Another factor to consider is diet, given that high animal/protein diets have been found to be detrimental with regard to the severity of covid symptoms. Since India has a substantial number of vegetarians, some estimates suggesting as much as 40% of the population, the role that diet plays in reducing the severity of symptoms cannot be ruled out. Unfortunately, while the data available remains in dispute, no clear picture can be drawn with any reliable accuracy.
With a population at around 330 million, the US is a lightweight in comparison to India, which boasts a staggering 1.38 billion inhabitants. As a result, you would expect the number of covid cases to be substantially smaller, even if the data from India is inaccurate. Surprisingly, instead of the number of cases being smaller, it is nearly half as much again, with the overall statistics coming in at: 49.9m cases | Deaths: 796k (1.6%) | Cases per 1 Million: 150,356. Even more alarming is the fact that the percentage of deaths is higher, something that goes against all expectations.
Again, the data from India needs to be taken with more than a mere grain of salt. But even so, the statistics from the US are alarming, especially when you consider that factors such as air quality, plumbing, hygiene, and medicine are all significantly better than in many other nations. So, is this a matter of data discrepancy, or is it a case of false expectations?
Although the air and water are cleaner in most cases, and high-quality medicines are constantly available, there are other factors to consider. One such factor is preventative measures. It is no secret that the issue of wearing masks has been hotly debated in the US, with fewer than 50% of adults wearing masks in public. Although covid cases were seen to drop when those numbers were higher, the politicising of mask wearing seemed to prove more important than actual statistical figures. This means that as mask wearing continues to decline, large numbers of new covid cases are still coming in, despite an increase in vaccinations.

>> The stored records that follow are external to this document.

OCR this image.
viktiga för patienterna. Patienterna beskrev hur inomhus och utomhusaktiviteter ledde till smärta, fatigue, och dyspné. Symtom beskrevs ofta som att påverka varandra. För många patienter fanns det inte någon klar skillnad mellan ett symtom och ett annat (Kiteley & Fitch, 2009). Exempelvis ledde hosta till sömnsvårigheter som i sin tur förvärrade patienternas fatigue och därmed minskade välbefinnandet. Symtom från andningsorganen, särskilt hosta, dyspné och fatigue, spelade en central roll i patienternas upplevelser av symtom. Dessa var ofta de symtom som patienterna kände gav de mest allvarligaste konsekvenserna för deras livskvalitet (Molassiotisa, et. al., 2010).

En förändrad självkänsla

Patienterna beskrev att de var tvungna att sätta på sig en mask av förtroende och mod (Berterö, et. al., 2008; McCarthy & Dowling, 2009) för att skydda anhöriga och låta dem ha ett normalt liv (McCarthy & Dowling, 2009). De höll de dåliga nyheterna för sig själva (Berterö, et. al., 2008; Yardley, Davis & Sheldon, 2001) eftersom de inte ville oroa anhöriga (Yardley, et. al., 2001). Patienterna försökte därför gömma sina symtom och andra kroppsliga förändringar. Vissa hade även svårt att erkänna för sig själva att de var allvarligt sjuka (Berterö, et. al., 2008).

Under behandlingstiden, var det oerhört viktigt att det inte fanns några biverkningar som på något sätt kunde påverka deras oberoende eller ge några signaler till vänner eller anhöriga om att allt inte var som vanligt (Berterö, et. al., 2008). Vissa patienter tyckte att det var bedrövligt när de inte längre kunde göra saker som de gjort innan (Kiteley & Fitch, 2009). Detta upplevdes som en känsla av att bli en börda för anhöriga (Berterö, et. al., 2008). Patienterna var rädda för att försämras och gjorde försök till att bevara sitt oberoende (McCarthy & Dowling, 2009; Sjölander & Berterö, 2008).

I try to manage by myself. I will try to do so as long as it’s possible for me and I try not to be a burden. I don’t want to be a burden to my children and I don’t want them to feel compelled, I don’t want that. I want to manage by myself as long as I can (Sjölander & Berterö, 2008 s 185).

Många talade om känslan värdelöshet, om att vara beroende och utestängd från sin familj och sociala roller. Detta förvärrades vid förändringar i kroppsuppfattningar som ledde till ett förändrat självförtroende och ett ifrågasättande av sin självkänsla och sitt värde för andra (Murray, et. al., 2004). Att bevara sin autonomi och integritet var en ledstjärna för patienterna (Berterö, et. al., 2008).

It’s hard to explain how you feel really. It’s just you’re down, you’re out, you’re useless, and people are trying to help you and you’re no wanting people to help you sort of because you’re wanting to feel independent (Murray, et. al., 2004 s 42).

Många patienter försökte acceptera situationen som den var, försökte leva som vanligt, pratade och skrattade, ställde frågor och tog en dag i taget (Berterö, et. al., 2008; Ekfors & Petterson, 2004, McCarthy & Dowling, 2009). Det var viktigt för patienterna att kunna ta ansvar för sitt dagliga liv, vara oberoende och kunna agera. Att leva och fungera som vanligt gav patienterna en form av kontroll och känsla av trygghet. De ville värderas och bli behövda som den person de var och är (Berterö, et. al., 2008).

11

The fact that America is one of the highest ranked countries in terms of meat consumption also needs to be considered, given the relationship between diet and covid symptoms. Such high protein diets, along with an unhealthy occurrence of obesity, lends to an expected increase in the severe symptom-to-covid case ratio, which is demonstrated in the numbers compared to India. Although the India data is in question, the US figures are still alarming in comparison.
One final factor to consider is the role of medicine in the US. As already mentioned, high quality medicines of all kinds are readily available in the United States, meaning that the population should be healthier as a result. Unfortunately, studies have discovered that an overuse of medications, specifically antibiotics, can in fact weaken people’s immune systems, thereby leaving them more exposed to medical conditions. Combined with the widespread use of antibiotics in animal agriculture, the picture quickly goes from one of optimism to one of concern. The bottom line is that the increase in covid cases, and a high number of fatalities, can in fact be the result of too much medicine, something very few would have ever imagined possible.